27/11/2008
Pleiteando a reforma da sentença proferida pelo juízo da 5ª Vara da Fazenda Pública da Comarca de Salvador na qual restou indeferido o pedido de declaração de inconstitucionalidade do artigo 4º da Lei Estadual nº 9839/2005 que alterou o regime de contribuição dos beneficiários do Planserv, um grupo de servidores públicos do Estado da Bahia, interpôs contra o Estado, um recurso de apelação cível requerendo redução do aumento da contribuição para o percentual de 11,75% retroativo a janeiro de 2006, a restituição dos valores pagos acima do patamar desde aquele período e a declaração de inconstitucionalidade do referido artigo da Lei 9839/2005.
O apelante alegou desproporcionalidade do aumento que, segundo ele, teria sido de 579,25% quanto aos valores pagos pelos dependentes e violação do direito social à saúde.
Em defesa do Estado, o procurador Paulo Emílio Nadier Lisbôa, contestou o pleito, sustentando a inadequação da pretensão, que estaria a pretender usurpar competência do STF para controle de constitucionalidade em abstrato e que os aumentos percentuais não alcançaram 1/10 do valor citado pelo apelante. Que as contribuições ao Planserv são baseadas na remuneração dos titulares e não nas faixas etárias dos beneficiários. “O aumento remuneratório operado em favor de alguns apelantes, fato que os fez migrar de patamar contributivo, é o que justifica o aumento na contribuição”, afirmou o procurador.
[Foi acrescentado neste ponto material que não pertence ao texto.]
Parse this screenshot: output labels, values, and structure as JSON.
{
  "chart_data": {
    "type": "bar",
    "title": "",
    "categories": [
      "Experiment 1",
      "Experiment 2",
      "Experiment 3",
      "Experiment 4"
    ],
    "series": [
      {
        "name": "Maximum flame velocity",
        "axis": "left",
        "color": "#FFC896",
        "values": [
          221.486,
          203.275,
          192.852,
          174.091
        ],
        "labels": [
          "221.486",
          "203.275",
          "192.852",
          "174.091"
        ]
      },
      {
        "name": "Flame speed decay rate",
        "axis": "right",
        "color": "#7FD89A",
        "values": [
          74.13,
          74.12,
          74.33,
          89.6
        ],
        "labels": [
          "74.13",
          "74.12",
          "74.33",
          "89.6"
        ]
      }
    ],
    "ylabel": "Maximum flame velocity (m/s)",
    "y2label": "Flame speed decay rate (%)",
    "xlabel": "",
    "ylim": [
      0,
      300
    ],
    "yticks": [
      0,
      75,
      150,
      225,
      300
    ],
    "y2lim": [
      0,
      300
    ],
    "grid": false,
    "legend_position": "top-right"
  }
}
Paulo Emílio Nadier Lisbôa esclareceu ainda que o reajuste foi objeto de discussão com representantes dos servidores públicos no Conselho do Planserv, chegando-se, inclusive, ao consenso geral dos seus representantes, e que o impacto médio ponderado de 19,38% foi acolhido pela Assembléia Legislativa e concretizado na lei 9839/2005 , não confrontando-se, portanto, com o princípio da proporcionalidade. “O direito à saúde não foi afastado, uma vez que todos os beneficiários continuam tendo acesso à rede pública”, completou.
Por entender que havendo a redução do aumento da contribuição mensal para 11,75% todos os beneficiários seriam atingidos e não somente os recorrentes, e que a investida contra a referida lei configuraria matéria própria de Ação Direta de Inconstitucionalidade, o desembargador Lourival Almeida Trindade, da Segunda Câmara Cível, proferiu voto inadmitindo o recurso de apelação dando ganho de causa ao Estado da Bahia.